La réforme de l’assurance chômage, après celle des retraites, incite à mieux accompagner l’employabilité des 45-65 ans dans l’entreprise. Le senior sera sans doute demain plus convoité.
« Quand on demande à des étudiants de représenter un senior, ils dessinent une canne ». L’histoire, racontée par le sociologue Serge Guérin, ne précise pas s’il s’agit de personnes en entreprise, mais elle est symptomatique de la méconnaissance de la réalité intergénérationnelle des actifs. Faut-il rappeler que le terme désigne des gens de 45 à 65 ans qui ont la particularité, selon une enquête Robert Half (1), d’être satisfaits de leur travail (66 %), peu sollicités par les recruteurs (20 % contre 28 % des 35-44 ans et 52 % des 18-34 ans), et très attachés à l’équilibre vie pro-vie perso (57 %). Bien sûr, la réalité est un peu différente suivant les tranches d’âge : si 83 % des personnes ayant entre 50 et 54 ans sont en activité en 2023, ils sont encore 77 % entre 55 et 59 ans mais… 38,9 % entre 60 et 64 ans.
Avec la réforme des retraites portant l’âge de départ à 64 ans, puis la refonte de l’assurance chômage (lire encadré), le gouvernement a fait de l’activité de ces sexagénaires une priorité avec un objectif de taux d’emploi de 65 % en 2030. On en est encore très loin. Mais comme l’expliquait Jean-Emmanuel Roux, président de TeePy Job, lors d’un point presse le 2 avril sur l’inclusion des plus âgés dans l’entreprise, « il va arriver dans quelques années un moment où l’emploi des seniors ne sera plus un sujet, c’est voulu par la démographie ». En effet, cette population sera en croissance jusque 2070 et beaucoup d’entreprises vont y puiser, selon lui, leurs cadres.

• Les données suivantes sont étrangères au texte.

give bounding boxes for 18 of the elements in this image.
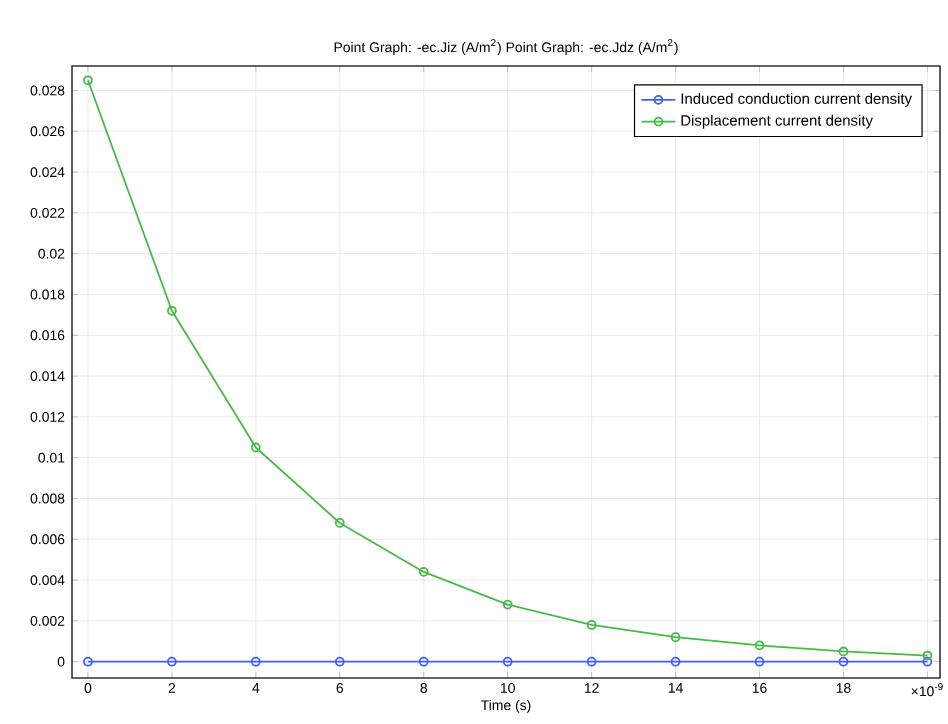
point [250, 442, 261, 453]
point [670, 632, 681, 643]
point [586, 620, 597, 630]
point [586, 656, 597, 667]
point [502, 656, 513, 667]
point [167, 656, 177, 667]
point [334, 518, 345, 528]
point [754, 640, 765, 651]
point [670, 656, 681, 667]
point [418, 567, 429, 577]
point [754, 656, 765, 667]
point [167, 305, 177, 316]
point [334, 656, 345, 667]
point [838, 656, 849, 667]
point [418, 656, 429, 667]
point [250, 656, 261, 667]
point [838, 646, 849, 657]
point [502, 599, 513, 610]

Les avantages sont connus : stabilité et fiabilité, précieux surtout en cas de turnover ; soft skills madrés par l’expérience, donc aptes à affronter une situation de crise comme à nourrir du lien social ; et maîtrise des outils numériques car la rupture technologique concerne des générations antérieures. Même les start-up peuvent y trouver leur compte : « Pour négocier avec un banquier, rappelle Serge Guérin, on va plutôt chercher un vieux ». Le sociologue note aussi que le vieillissement des consommateurs, comme on le voit dans le jouet où un tiers des acheteurs sont des retraités, va amener à « employer plus de gens âgés », dont les arrêts-maladies sont d’ailleurs « plutôt plus courts ».

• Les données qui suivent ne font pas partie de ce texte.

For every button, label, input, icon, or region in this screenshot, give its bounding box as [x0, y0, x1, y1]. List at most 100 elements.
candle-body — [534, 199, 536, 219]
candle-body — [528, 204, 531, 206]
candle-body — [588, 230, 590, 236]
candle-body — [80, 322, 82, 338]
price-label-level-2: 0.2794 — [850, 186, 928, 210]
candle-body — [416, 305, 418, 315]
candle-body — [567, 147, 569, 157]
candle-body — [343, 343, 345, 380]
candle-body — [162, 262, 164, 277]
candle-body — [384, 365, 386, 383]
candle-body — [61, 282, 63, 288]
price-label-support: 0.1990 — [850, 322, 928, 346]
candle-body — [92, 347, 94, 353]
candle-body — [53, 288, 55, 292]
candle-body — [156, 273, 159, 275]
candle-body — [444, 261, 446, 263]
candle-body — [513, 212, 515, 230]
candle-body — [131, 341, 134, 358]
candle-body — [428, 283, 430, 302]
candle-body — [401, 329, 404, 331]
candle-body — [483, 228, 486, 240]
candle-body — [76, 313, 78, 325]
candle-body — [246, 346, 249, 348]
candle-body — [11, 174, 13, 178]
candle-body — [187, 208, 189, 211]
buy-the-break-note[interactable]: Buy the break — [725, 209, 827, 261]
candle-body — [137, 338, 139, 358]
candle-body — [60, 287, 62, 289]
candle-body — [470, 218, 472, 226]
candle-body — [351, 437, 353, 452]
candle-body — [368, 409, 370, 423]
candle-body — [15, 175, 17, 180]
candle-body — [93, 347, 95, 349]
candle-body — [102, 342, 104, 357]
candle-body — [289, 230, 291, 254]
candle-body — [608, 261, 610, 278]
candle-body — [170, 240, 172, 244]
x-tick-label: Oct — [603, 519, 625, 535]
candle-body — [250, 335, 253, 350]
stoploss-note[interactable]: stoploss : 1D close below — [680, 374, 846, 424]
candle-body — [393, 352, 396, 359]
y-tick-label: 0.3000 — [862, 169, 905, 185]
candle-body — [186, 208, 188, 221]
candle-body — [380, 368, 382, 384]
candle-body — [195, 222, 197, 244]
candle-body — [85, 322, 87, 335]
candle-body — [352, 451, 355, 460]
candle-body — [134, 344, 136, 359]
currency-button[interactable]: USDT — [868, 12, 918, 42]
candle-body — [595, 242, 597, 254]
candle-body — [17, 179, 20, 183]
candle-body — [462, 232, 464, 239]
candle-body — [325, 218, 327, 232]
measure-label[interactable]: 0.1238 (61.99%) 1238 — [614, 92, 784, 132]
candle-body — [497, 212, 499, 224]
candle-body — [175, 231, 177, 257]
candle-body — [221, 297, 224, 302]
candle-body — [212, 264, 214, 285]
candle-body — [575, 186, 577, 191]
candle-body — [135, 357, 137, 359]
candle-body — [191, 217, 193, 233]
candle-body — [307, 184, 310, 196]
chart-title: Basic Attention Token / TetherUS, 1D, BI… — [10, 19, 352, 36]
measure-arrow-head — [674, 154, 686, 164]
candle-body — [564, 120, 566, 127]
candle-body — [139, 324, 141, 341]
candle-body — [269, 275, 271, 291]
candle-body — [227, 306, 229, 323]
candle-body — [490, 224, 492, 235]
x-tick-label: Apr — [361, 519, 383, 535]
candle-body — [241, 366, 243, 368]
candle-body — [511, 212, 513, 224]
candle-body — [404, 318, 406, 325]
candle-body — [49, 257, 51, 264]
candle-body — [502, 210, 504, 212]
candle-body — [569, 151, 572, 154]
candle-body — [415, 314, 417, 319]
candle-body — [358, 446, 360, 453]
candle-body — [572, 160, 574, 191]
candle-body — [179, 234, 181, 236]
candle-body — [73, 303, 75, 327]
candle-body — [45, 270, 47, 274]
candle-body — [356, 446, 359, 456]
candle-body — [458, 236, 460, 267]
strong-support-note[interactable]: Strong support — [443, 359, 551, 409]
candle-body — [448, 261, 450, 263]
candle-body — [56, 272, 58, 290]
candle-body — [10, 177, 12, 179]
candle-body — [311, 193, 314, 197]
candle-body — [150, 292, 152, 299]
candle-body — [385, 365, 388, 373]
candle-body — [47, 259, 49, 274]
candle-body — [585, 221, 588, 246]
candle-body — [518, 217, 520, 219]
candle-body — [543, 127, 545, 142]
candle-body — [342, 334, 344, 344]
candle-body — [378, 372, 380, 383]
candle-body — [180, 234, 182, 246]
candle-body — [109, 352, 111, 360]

Encore faut-il que les dirigeants y soient sensibilisés. Ils y ont intérêt, selon Sylvain Martinet, responsable du développement du capital humain du groupe Apicil, compte tenu des tensions sur le marché du travail et en se fondant sur la seule compétence. Mais l’innovation est souvent associée à des images de jeunes. Les stéréotypes ont la vie dure. « Toutes les études académiques montrent qu’il n’y a pas de baisse de la productivité avec l’âge », reprend Serge Guérin. À condition de former. Selon une étude OpinionWay, 83 % des interviewés pensent que les entreprises agissent peu en faveur de l’employabilité des seniors.

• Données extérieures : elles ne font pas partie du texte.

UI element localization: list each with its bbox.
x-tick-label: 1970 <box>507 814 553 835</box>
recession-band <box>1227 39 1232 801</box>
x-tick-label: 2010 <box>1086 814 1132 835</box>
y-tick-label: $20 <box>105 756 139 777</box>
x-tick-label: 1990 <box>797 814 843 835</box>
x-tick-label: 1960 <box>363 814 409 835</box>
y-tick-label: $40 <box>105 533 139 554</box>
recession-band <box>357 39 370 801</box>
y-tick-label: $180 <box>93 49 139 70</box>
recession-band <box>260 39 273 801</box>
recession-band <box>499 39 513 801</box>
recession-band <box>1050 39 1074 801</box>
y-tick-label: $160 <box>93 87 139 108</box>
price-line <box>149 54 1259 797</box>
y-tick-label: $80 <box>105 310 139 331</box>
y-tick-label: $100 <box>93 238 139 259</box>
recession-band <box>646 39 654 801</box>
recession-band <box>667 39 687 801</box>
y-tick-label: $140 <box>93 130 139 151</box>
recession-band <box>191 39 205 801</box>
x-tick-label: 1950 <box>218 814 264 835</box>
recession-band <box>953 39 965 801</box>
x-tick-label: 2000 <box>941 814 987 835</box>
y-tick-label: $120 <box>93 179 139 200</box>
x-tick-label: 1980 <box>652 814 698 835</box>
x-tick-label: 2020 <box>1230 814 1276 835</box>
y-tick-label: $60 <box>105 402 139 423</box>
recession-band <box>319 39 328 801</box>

Une assurance chômage moins favorable
À partir de 55 ans, les seniors vont voir leur droit au chômage diminuer. À condition d’avoir travaillé au moins vingt mois sans discontinuer, ils verront leur durée d’indemnisation passer de 18 à 15 mois au 1er décembre. Pour les plus de 57 ans, cette durée maximale passera dans le même temps de 27 à 22,5 mois. En compensation, un « bonus emploi senior » prévoit de combler le manque à gagner pendant un an afin de les inciter à accepter des emplois moins rémunérés.